Он остановился, нагнулся, чтобы взять ее поудобнее, но она рванулась со спины:
– Джулия будет сам. Данке, грацие, спасибо!
– Куда ты рвешься? Сиди!
– Нон сиди. Иван усталь.
– Ладно. С горы легко.
Он не отпускал ее ног, и девушке, чтобы не свалиться, снова пришлось обхватить его шею. Она припала щекой к его остывшему плечу и пальцами шутливо потрепала давно не бритый шершавый подбородок.
– О, риччо? Еож! Колуча.
– В Триесте побреемся.
– Триесте!.. Триесте!.. – мечтательно подхватила она. – Партиджан Триесте. Иван, Джулия тэдэско тр-р-р-р, тр-р-р. Фашисто своляч!
Он со сдержанной усмешкой слушал ее, старательно выбирая в темноте дорогу. Однако спускаться было ненамного легче, чем идти в гору. Колодки часто скользили; от постоянного напряжения начали ныть колени; в груди, правда, стало свободней. Все время рискуя упасть, он изо всех сил держался на ногах и где скорым шагом, а где и бегом стремительно спускался с перевала. Джулия на его спине то и дело испуганно вскрикивала:
– О, о, Иван!
– Ничего. Держись!
Ветер тут почему-то стал тише, и оттого, казалось, потеплело. Куда вела тропа и что их ждало впереди, увидеть было невозможно.
Через некоторое время ветер почти стих, перестали мелькать снежинки, повсюду, насколько было видно, теснились запорошенные снегом скалы.
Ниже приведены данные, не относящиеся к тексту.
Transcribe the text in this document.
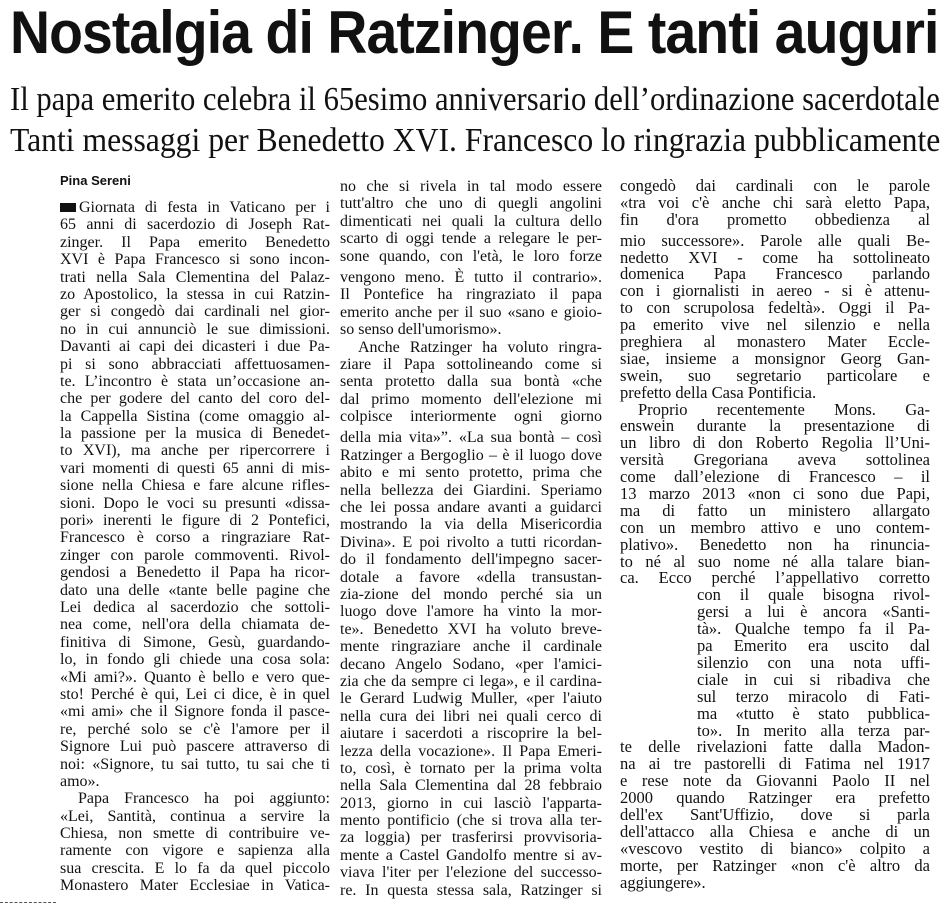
Nostalgia di Ratzinger. E tanti auguri
Il papa emerito celebra il 65esimo anniversario dell’ordinazione sacerdotale
Tanti messaggi per Benedetto XVI. Francesco lo ringrazia pubblicamente
Pina Sereni
Giornata di festa in Vaticano per i
65 anni di sacerdozio di Joseph Rat-
zinger. Il Papa emerito Benedetto
XVI è Papa Francesco si sono incon-
trati nella Sala Clementina del Palaz-
zo Apostolico, la stessa in cui Ratzin-
ger si congedò dai cardinali nel gior-
no in cui annunciò le sue dimissioni.
Davanti ai capi dei dicasteri i due Pa-
pi si sono abbracciati affettuosamen-
te. L’incontro è stata un’occasione an-
che per godere del canto del coro del-
la Cappella Sistina (come omaggio al-
la passione per la musica di Benedet-
to XVI), ma anche per ripercorrere i
vari momenti di questi 65 anni di mis-
sione nella Chiesa e fare alcune rifles-
sioni. Dopo le voci su presunti «dissa-
pori» inerenti le figure di 2 Pontefici,
Francesco è corso a ringraziare Rat-
zinger con parole commoventi. Rivol-
gendosi a Benedetto il Papa ha ricor-
dato una delle «tante belle pagine che
Lei dedica al sacerdozio che sottoli-
nea come, nell'ora della chiamata de-
finitiva di Simone, Gesù, guardando-
lo, in fondo gli chiede una cosa sola:
«Mi ami?». Quanto è bello e vero que-
sto! Perché è qui, Lei ci dice, è in quel
«mi ami» che il Signore fonda il pasce-
re, perché solo se c'è l'amore per il
Signore Lui può pascere attraverso di
noi: «Signore, tu sai tutto, tu sai che ti
amo».
Papa Francesco ha poi aggiunto:
«Lei, Santità, continua a servire la
Chiesa, non smette di contribuire ve-
ramente con vigore e sapienza alla
sua crescita. E lo fa da quel piccolo
Monastero Mater Ecclesiae in Vatica-
no che si rivela in tal modo essere
tutt'altro che uno di quegli angolini
dimenticati nei quali la cultura dello
scarto di oggi tende a relegare le per-
sone quando, con l'età, le loro forze
vengono meno. È tutto il contrario».
Il Pontefice ha ringraziato il papa
emerito anche per il suo «sano e gioio-
so senso dell'umorismo».
Anche Ratzinger ha voluto ringra-
ziare il Papa sottolineando come si
senta protetto dalla sua bontà «che
dal primo momento dell'elezione mi
colpisce interiormente ogni giorno
della mia vita»”. «La sua bontà – così
Ratzinger a Bergoglio – è il luogo dove
abito e mi sento protetto, prima che
nella bellezza dei Giardini. Speriamo
che lei possa andare avanti a guidarci
mostrando la via della Misericordia
Divina». E poi rivolto a tutti ricordan-
do il fondamento dell'impegno sacer-
dotale a favore «della transustan-
zia-zione del mondo perché sia un
luogo dove l'amore ha vinto la mor-
te». Benedetto XVI ha voluto breve-
mente ringraziare anche il cardinale
decano Angelo Sodano, «per l'amici-
zia che da sempre ci lega», e il cardina-
le Gerard Ludwig Muller, «per l'aiuto
nella cura dei libri nei quali cerco di
aiutare i sacerdoti a riscoprire la bel-
lezza della vocazione». Il Papa Emeri-
to, così, è tornato per la prima volta
nella Sala Clementina dal 28 febbraio
2013, giorno in cui lasciò l'apparta-
mento pontificio (che si trova alla ter-
za loggia) per trasferirsi provvisoria-
mente a Castel Gandolfo mentre si av-
viava l'iter per l'elezione del successo-
re. In questa stessa sala, Ratzinger si
congedò dai cardinali con le parole
«tra voi c'è anche chi sarà eletto Papa,
fin d'ora prometto obbedienza al
mio successore». Parole alle quali Be-
nedetto XVI - come ha sottolineato
domenica Papa Francesco parlando
con i giornalisti in aereo - si è attenu-
to con scrupolosa fedeltà». Oggi il Pa-
pa emerito vive nel silenzio e nella
preghiera al monastero Mater Eccle-
siae, insieme a monsignor Georg Gan-
swein, suo segretario particolare e
prefetto della Casa Pontificia.
Proprio recentemente Mons. Ga-
enswein durante la presentazione di
un libro di don Roberto Regolia ll’Uni-
versità Gregoriana aveva sottolinea
come dall’elezione di Francesco – il
13 marzo 2013 «non ci sono due Papi,
ma di fatto un ministero allargato
con un membro attivo e uno contem-
plativo». Benedetto non ha rinuncia-
to né al suo nome né alla talare bian-
ca. Ecco perché l’appellativo corretto
con il quale bisogna rivol-
gersi a lui è ancora «Santi-
tà». Qualche tempo fa il Pa-
pa Emerito era uscito dal
silenzio con una nota uffi-
ciale in cui si ribadiva che
sul terzo miracolo di Fati-
ma «tutto è stato pubblica-
to». In merito alla terza par-
te delle rivelazioni fatte dalla Madon-
na ai tre pastorelli di Fatima nel 1917
e rese note da Giovanni Paolo II nel
2000 quando Ratzinger era prefetto
dell'ex Sant'Uffizio, dove si parla
dell'attacco alla Chiesa e anche di un
«vescovo vestito di bianco» colpito a
morte, per Ratzinger «non c'è altro da
aggiungere».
Тропа кидалась то вправо, то влево, причудливо изгибаясь на каменистых склонах, которые тут стали более пологими, чем на той стороне перевала. Чувствуя сильную усталость, Иван пошел ровнее, не оглядываясь и только стараясь не сбиться с тропы. Джулия почему-то умолкла. Однажды он попробовал заговорить с нею, но девушка не ответила.
Незаметно задремав у него за спиной, она мерно посапывала, руки ее мягко и нежно лежали на его плечах. Тужурка, видимо, распахнулась, и сзади на своих острых лопатках Иван почувствовал мягкое тепло ее груди. Как назло, в правую колодку его попал камешек. Раза два Иван, не нагибаясь, повертел ногой, но не смог вытряхнуть его. Идти было очень неудобно. Однако Иван не стал будить Джулию – зашагал медленнее и так еще долго шел вниз. Кажется, он и сам задремал на ходу – вдруг перестал понимать, где находится и кто у него за спиной. Но это длилось всего несколько коротких секунд, он тут же пришел в себя, почувствовал ее дыхание и успокоился. Вокруг по-прежнему толпились мрачные утесы с пятнами подтаявшего снега на склонах. Откуда-то снизу потянуло сыростью, порой доносился смолистый запах хвойного леса, где-то далеко сбоку шумел водопад – очевидно, там было ущелье.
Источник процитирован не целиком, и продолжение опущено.